Von mir würde der Film locker 8/10 bekommen. Ein wunderbarer Sci-Fi-Thriller, ein schönes Puzzle, dessen Lösung nicht vorrangig interessiert, sondern eher das "Puzzeln" ansich. Starker Film!

Stefanie
10. September 2014
14:26 Uhr

Absolut richtig. Ich fühlte mich jedoch (auch aufgrund meines kurzen Ausflugs in ein Semester Physik-Studium) ein wenig verprellt, da hier erst mal sehr spezifisch Schrödingers Katze gebraucht, aber viel zu schnell wieder verworfen wird. Für mich sollte ein Film, der eine interessante Prämisse auffährt, diese auch weiterentwickeln können – was zu wenig geschieht. Ein anderer Film macht das momentan ein wenig besser (wenn ich jetzt den Titel angeben würde, wäre es jedoch leider ein Spoiler).

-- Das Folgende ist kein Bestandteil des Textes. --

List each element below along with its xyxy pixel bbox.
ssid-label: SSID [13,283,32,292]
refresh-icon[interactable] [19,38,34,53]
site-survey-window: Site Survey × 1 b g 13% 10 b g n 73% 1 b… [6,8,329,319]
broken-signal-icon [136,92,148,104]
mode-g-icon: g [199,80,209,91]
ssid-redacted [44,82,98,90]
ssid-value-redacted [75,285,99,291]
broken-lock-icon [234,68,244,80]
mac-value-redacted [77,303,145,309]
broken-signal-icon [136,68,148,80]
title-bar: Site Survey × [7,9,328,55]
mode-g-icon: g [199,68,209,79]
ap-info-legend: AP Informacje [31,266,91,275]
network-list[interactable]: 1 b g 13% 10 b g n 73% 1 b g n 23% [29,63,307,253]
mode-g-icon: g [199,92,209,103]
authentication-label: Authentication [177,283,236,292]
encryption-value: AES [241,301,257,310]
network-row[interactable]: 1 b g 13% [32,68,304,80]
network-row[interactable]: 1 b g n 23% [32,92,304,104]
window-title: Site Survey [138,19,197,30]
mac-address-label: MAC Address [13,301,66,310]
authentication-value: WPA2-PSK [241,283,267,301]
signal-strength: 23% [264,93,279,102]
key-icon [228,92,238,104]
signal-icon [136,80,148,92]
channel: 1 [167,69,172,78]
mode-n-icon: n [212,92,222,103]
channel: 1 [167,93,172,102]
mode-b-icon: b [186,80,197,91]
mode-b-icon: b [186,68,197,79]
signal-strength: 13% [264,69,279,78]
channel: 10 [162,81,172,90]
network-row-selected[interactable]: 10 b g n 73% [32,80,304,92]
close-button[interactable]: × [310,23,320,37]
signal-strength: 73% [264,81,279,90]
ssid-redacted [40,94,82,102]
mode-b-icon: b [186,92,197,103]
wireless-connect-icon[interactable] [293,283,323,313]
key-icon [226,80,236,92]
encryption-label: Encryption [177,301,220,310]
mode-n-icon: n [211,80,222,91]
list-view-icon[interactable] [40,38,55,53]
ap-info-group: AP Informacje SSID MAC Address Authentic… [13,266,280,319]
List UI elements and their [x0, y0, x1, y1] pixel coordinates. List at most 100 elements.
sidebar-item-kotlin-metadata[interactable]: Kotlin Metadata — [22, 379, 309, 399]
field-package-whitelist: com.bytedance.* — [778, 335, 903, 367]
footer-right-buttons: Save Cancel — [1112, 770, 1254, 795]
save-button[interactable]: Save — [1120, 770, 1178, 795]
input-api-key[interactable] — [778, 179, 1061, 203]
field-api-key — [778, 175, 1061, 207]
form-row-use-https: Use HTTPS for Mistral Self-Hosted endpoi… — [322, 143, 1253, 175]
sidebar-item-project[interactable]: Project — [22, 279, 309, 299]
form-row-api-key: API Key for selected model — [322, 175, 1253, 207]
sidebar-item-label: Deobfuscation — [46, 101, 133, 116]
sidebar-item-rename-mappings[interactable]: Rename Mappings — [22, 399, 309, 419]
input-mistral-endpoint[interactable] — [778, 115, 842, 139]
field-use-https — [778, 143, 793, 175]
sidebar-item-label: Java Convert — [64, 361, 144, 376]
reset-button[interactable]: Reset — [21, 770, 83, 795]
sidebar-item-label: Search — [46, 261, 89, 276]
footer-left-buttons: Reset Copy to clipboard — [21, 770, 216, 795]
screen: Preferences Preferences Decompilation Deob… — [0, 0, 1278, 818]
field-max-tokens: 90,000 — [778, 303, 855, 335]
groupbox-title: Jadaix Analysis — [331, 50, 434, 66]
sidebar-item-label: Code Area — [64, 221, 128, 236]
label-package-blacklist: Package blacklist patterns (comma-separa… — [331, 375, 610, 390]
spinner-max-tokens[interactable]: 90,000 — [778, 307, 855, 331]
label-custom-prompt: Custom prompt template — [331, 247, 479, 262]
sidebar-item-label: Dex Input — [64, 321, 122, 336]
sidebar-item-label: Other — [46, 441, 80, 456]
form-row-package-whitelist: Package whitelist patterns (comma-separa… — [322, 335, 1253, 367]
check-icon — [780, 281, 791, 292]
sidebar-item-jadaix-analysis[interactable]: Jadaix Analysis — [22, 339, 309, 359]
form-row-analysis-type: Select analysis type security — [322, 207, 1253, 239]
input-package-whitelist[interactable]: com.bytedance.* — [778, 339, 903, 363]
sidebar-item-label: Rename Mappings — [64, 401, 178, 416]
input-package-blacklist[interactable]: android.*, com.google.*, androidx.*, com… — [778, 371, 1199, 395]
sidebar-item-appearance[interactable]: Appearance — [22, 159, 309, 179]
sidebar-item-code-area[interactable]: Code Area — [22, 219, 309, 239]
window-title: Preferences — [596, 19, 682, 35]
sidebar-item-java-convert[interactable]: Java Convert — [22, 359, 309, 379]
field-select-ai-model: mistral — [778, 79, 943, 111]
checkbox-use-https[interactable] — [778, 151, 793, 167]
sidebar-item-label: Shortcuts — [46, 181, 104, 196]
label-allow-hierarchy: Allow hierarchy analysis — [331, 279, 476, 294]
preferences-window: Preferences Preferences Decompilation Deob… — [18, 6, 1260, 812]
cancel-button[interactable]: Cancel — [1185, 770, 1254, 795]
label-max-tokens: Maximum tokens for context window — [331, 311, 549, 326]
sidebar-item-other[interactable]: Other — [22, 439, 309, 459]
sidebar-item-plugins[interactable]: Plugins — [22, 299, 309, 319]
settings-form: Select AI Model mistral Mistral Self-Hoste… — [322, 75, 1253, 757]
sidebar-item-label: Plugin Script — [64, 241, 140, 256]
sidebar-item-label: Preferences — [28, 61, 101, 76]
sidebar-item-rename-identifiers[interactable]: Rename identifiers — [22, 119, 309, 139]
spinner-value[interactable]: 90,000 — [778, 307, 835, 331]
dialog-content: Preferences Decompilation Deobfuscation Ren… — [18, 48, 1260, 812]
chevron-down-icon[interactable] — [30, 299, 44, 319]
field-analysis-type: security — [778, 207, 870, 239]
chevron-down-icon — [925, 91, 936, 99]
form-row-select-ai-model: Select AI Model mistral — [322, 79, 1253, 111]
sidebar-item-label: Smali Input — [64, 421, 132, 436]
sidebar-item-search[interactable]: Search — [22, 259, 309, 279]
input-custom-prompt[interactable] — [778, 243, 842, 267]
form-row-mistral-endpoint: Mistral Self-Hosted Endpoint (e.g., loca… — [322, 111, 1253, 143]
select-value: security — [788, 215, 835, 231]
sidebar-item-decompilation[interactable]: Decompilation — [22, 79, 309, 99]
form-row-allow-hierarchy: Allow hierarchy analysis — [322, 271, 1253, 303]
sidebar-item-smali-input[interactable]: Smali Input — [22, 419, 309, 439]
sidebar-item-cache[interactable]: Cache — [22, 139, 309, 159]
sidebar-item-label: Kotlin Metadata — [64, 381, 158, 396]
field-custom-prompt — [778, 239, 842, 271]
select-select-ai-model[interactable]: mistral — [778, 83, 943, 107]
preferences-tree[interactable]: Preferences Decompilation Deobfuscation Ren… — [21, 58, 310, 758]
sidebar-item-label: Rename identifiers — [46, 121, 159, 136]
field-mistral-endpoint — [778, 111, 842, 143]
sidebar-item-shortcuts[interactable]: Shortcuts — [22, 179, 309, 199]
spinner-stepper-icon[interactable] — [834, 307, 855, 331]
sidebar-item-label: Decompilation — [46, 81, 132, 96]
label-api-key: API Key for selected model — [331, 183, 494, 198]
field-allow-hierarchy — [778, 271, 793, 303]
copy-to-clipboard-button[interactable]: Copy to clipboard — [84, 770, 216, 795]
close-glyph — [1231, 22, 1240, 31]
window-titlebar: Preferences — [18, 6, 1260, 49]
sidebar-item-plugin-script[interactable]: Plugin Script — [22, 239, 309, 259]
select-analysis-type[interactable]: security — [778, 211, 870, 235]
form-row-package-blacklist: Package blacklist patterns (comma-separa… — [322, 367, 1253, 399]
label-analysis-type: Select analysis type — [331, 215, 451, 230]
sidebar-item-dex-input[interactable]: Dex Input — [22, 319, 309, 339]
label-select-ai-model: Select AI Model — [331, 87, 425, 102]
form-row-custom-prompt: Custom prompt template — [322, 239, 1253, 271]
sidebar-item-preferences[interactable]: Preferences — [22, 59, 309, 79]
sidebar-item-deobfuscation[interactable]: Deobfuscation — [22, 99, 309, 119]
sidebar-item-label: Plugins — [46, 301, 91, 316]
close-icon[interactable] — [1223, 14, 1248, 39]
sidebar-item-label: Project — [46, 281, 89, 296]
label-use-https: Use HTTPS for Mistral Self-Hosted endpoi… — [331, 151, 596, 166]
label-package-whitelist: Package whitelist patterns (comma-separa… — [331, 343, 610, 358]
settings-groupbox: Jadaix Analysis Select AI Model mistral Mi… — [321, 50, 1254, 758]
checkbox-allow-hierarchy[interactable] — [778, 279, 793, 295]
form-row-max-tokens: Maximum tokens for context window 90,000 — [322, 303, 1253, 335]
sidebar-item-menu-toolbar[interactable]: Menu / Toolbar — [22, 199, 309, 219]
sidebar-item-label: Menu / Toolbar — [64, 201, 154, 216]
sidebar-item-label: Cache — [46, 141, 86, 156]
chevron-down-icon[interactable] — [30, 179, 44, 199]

Vermutlich hätte das auch alles besser funktioniert, wenn ich auch nur einen Hauch Interesse an den Charakteren gehabt hätte.

10. September 2014
16:24 Uhr

Das klingt nachvollziehbar :) Vielleicht entdecke ich ja den anderen Fim!

Stefanie
10. September 2014
16:29 Uhr

Solltest du per Zufall drüberstolpern, wirst du wissen, welcher es ist. Wir haben hier auch eine Kritik dazu (was dich nicht verleiten sollte zu stöbern, weil da wären wir wieder in derselben Misere ;).

Yannic
29. Dezember 2014
15:44 Uhr

4 Sterne bitte, der Film ist duftepufte! ♥

Stefanie
29. Dezember 2014
21:32 Uhr

Nach „Honig im Kopf“ sicherlich ;)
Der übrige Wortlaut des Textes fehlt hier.